R3 launches confidential computing platform Conclave for enterprises

The rise of confidential computing has primarily focused on delivering technology for datacenters that can then turnaround and offer this new security architecture to enterprise customers. The goal is to get companies in sectors like finance and health care to put more sensitive data in the cloud.

But U.K.-based R3, which was originally founded as a blockchain company, wants to extend security from those enterprises to their partners and customers. To do this, R3 has launched Conclave, a confidential computing platform designed to allow data to remain encrypted as it passes between enterprises for processing.

In doing so, R3 CTO Richard Brown said the platform will allow companies to share more critical datasets to solve mutual problems without having to reveal the underlying data. The hope is that this creates additional trust and enables better security by enhancing the ability to detect fraud while also unlocking new types of analytics.

“If you’re sharing data, you’ve got to worry about what happens with it when it leaves your premises,” Brown said. “How do you make sure that it doesn’t get into the wrong hands? The idea with Conclave is to use the underlying confidential computing capabilities to allow firms to build new applications and services that can convince their customers that their data will be processed securely when they send it to you.”

The confidential computing movement had for several years been evolving around a set of technologies that allow data to remain encrypted while it is being processed by applications.
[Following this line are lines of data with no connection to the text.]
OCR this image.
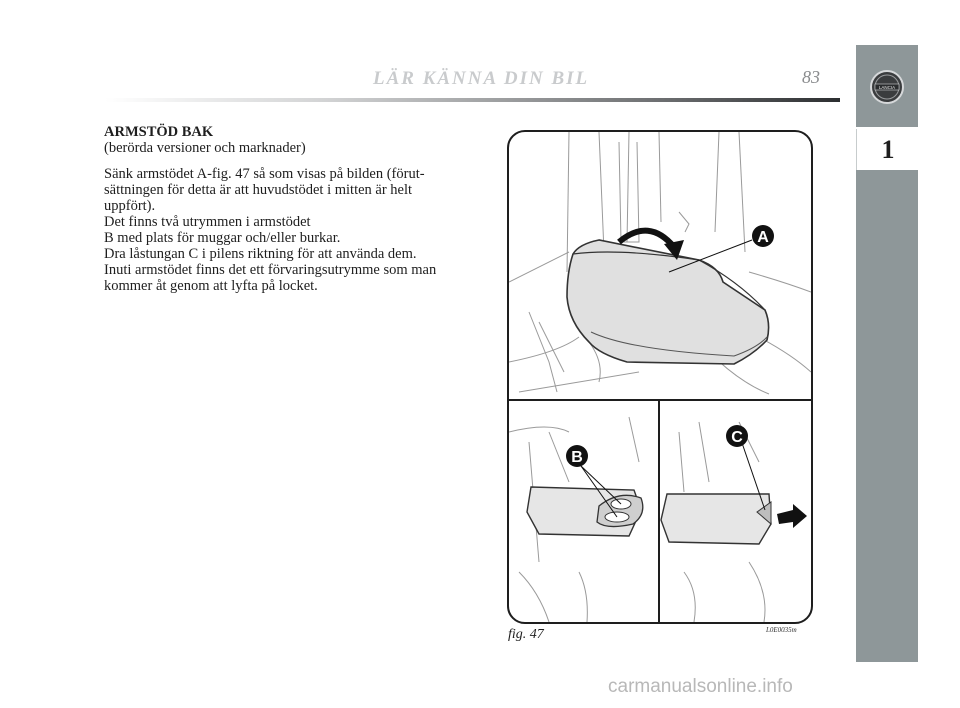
LANCIA
1
LÄR KÄNNA DIN BIL	83

ARMSTÖD BAK

(berörda versioner och marknader)

Sänk armstödet A-fig. 47 så som visas på bilden (förut-

sättningen för detta är att huvudstödet i mitten är helt

uppfört).

Det finns två utrymmen i armstödet

B med plats för muggar och/eller burkar.

Dra låstungan C i pilens riktning för att använda dem.

Inuti armstödet finns det ett förvaringsutrymme som man

kommer åt genom att lyfta på locket.

A
B
C
fig. 47	L0E0035m
carmanualsonline.info
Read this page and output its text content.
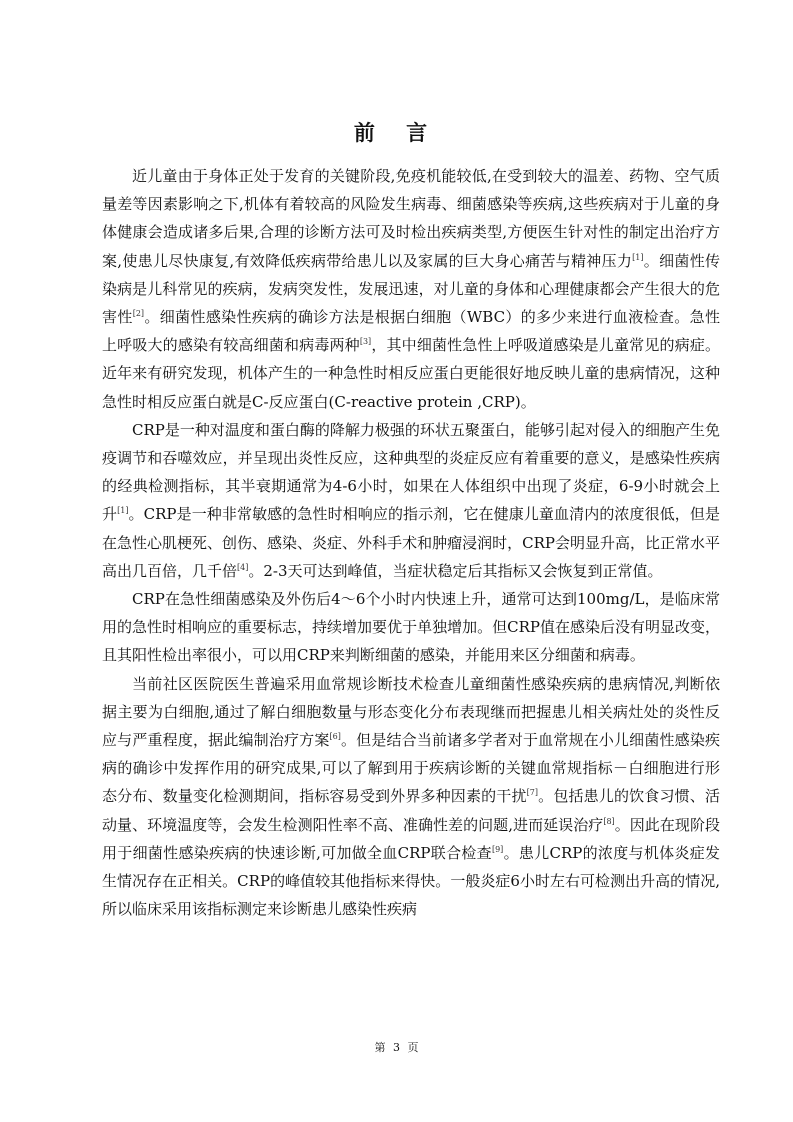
前 言

近儿童由于身体正处于发育的关键阶段,免疫机能较低,在受到较大的温差、药物、空气质量差等因素影响之下,机体有着较高的风险发生病毒、细菌感染等疾病,这些疾病对于儿童的身体健康会造成诸多后果,合理的诊断方法可及时检出疾病类型,方便医生针对性的制定出治疗方案,使患儿尽快康复,有效降低疾病带给患儿以及家属的巨大身心痛苦与精神压力[1]。细菌性传染病是儿科常见的疾病，发病突发性，发展迅速，对儿童的身体和心理健康都会产生很大的危害性[2]。细菌性感染性疾病的确诊方法是根据白细胞（WBC）的多少来进行血液检查。急性上呼吸大的感染有较高细菌和病毒两种[3]，其中细菌性急性上呼吸道感染是儿童常见的病症。近年来有研究发现，机体产生的一种急性时相反应蛋白更能很好地反映儿童的患病情况，这种急性时相反应蛋白就是C-反应蛋白(C-reactive protein ,CRP)。

CRP是一种对温度和蛋白酶的降解力极强的环状五聚蛋白，能够引起对侵入的细胞产生免疫调节和吞噬效应，并呈现出炎性反应，这种典型的炎症反应有着重要的意义，是感染性疾病的经典检测指标，其半衰期通常为4-6小时，如果在人体组织中出现了炎症，6-9小时就会上升[1]。CRP是一种非常敏感的急性时相响应的指示剂，它在健康儿童血清内的浓度很低，但是在急性心肌梗死、创伤、感染、炎症、外科手术和肿瘤浸润时，CRP会明显升高，比正常水平高出几百倍，几千倍[4]。2-3天可达到峰值，当症状稳定后其指标又会恢复到正常值。

CRP在急性细菌感染及外伤后4～6个小时内快速上升，通常可达到100mg/L，是临床常用的急性时相响应的重要标志，持续增加要优于单独增加。但CRP值在感染后没有明显改变，且其阳性检出率很小，可以用CRP来判断细菌的感染，并能用来区分细菌和病毒。

当前社区医院医生普遍采用血常规诊断技术检查儿童细菌性感染疾病的患病情况,判断依据主要为白细胞,通过了解白细胞数量与形态变化分布表现继而把握患儿相关病灶处的炎性反应与严重程度，据此编制治疗方案[6]。但是结合当前诸多学者对于血常规在小儿细菌性感染疾病的确诊中发挥作用的研究成果,可以了解到用于疾病诊断的关键血常规指标－白细胞进行形态分布、数量变化检测期间，指标容易受到外界多种因素的干扰[7]。包括患儿的饮食习惯、活动量、环境温度等，会发生检测阳性率不高、准确性差的问题,进而延误治疗[8]。因此在现阶段用于细菌性感染疾病的快速诊断,可加做全血CRP联合检查[9]。患儿CRP的浓度与机体炎症发生情况存在正相关。CRP的峰值较其他指标来得快。一般炎症6小时左右可检测出升高的情况,所以临床采用该指标测定来诊断患儿感染性疾病

第 3 页
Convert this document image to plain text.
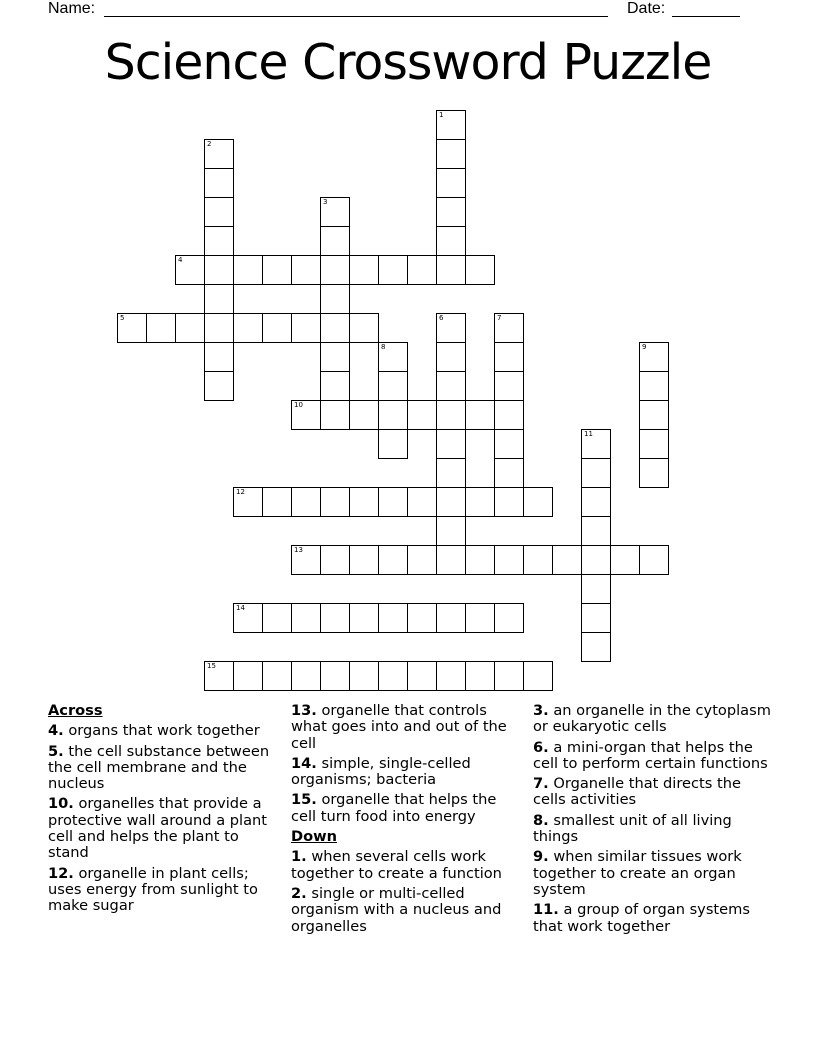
Name:	Date:
Science Crossword Puzzle
1
2
3
4
5	6	7
8	9
10
11
12
13
14
15
Across
4. organs that work together
5. the cell substance between the cell membrane and the nucleus
10. organelles that provide a protective wall around a plant cell and helps the plant to stand
12. organelle in plant cells; uses energy from sunlight to make sugar
13. organelle that controls what goes into and out of the cell
14. simple, single-celled organisms; bacteria
15. organelle that helps the cell turn food into energy
Down
1. when several cells work together to create a function
2. single or multi-celled organism with a nucleus and organelles
3. an organelle in the cytoplasm or eukaryotic cells
6. a mini-organ that helps the cell to perform certain functions
7. Organelle that directs the cells activities
8. smallest unit of all living things
9. when similar tissues work together to create an organ system
11. a group of organ systems that work together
Traditionally, such data had to be decrypted first, then processed, then re-encrypted, a process that made users of highly sensitive information nervous about putting it in the cloud.

About 18 months ago, a group of high-profile tech companies created the Confidential Computing Foundation, an open source group to develop standards around the emerging field. Since then, companies like IBM, Intel, Microsoft, and Google have become far more vocal about confidential computing’s potential to unleash a new generation of growth and innovation for cloud computing.

In those cases, the technology is for datacenter operators. R3 wants to complement that with Conclave.

“The key idea with confidential computing is ‘How can you take an existing workload and run it securely in the cloud?” Brown said. “Conclave is looking the other way and saying ‘If you’re a software firm providing live data processing services to your customers, how can you give your customers assurance about what will happen to their information when they send it to you?’”

In the first case, a bank sending data to a cloud provider can be sure the cloud provider can’t access the underlying data. In the Conclave example, a customer sending sensitive data to a bank to be analyzed can be sure employees of the bank can’t see or access the data.

“This technology allows you to extend that trust one step further and allow the application provider or the service provider to convince their customers that their data is protected,” Brown said.

R3 continues to offer its enterprise blockchain platform Corda, which helps digitize processes for transactions. Conclave, which is now being released in its first public commercial version after extensive beta testing, can be bought separately or used in tandem with Corda.